The solid organ transplantation (SOT) recipients had V005 (kidney), V013 (liver), V015 (heart), and/or V277 (lung) codes according to the transplant organ for RID registration, which are consistent with the Z94 codes in the ICD-10 (Z94.0, Z94.1, Z94.2, Z94.3, and Z94.4 for the kidney, heart, lung, heart and lung, and liver, respectively). End-stage renal disease (ESRD) on dialysis was identified using V001 and V003 RID codes, identical to ICD-10 N18.5 code (chronic kidney disease, stage 5). HIV-1-infected individuals were identified using the V103 RID code in compliance with ICD-10 B20-B24 codes [17]. In addition, hypertension (I10-I13, I15), type 2 non-insulin-dependent diabetes mellitus (NIDDM) (E11), dyslipidaemia (E78), malignant neoplasms including haematologic malignancies and excluding in situ neoplasms (C00-C86.6, C88, C90-C97, and D37-48), and haematopoietic stem cell transplantation (HSCT) recipients (Z94.8) were identified using ICD-10 codes [17].

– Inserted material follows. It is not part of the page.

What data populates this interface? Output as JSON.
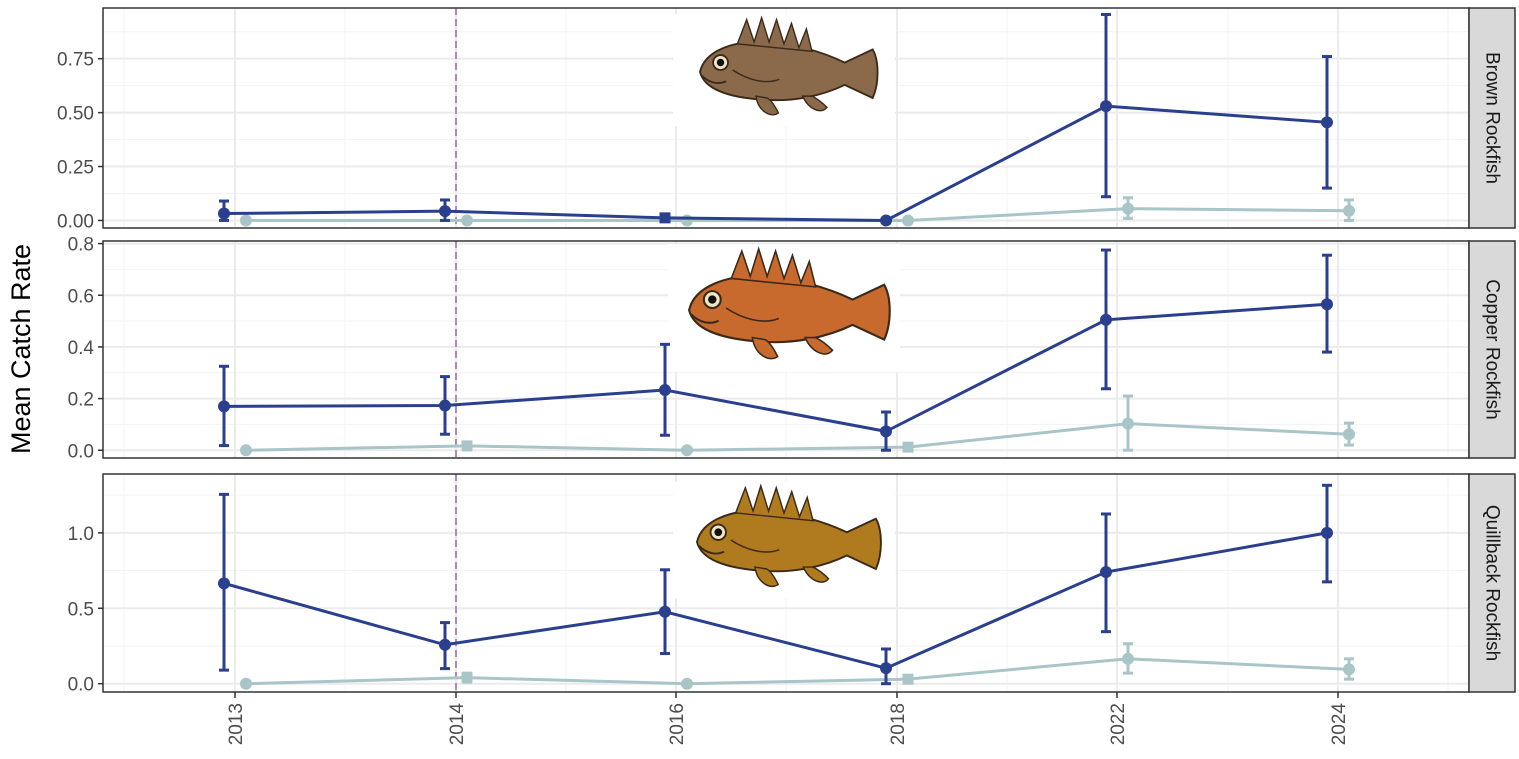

Body mass index (BMI) was calculated as weight/height × height (kg/m2) and categorised as <25 and ≥25 kg/m2. Low income status was defined as the lower 25th percentile of annual household income, based on data from the 2010 South Korean Population and Housing Census [14].
Statistical analysis
Categorical and continuous data were presented as numbers (percent) and mean ± standard deviation, respectively. The exposed and unexposed groups were compared using the χ2 and independent t-tests. Kaplan-Meier curves adjusted for age and sex were used to analyse the incidence and probability of dementia according to the presence of CMV diseases. In survival analyses, the time to diagnosis was determined as events indicating diagnostic time, to the time of new-onset moderate-to-severe dementia. Censored data were determined as death or follow-up end prior to the event, that mainly occurred owing to late enrolment in the cohort. Our study did not have type 2 censoring by loss to follow-up or drop out. The proportion of censored data in the exposed and unexposed group was similar (1.18-fold, 14.6% vs. 12.4%, respectively). Multivariate logistic regression analyses using model 1 (M1, non-adjusted), model 2 (M2, adjusted for age, sex, low income status, and BMI), and model 3 (M3, adjusted for age, sex, low income status, BMI, SOT and/or HSCT recipients, malignant neoplasms, ESRD on dialysis, NIDDM, hypertension, and dyslipidaemia) were performed to evaluate the impact of CMV diseases on moderate-to-severe dementia development. Statistical analyses were performed using the Statistical Analysis System (SAS) program (version 9.2; SAS Institute, Cary, NC). Two-tailed P values<0.05 were considered significant.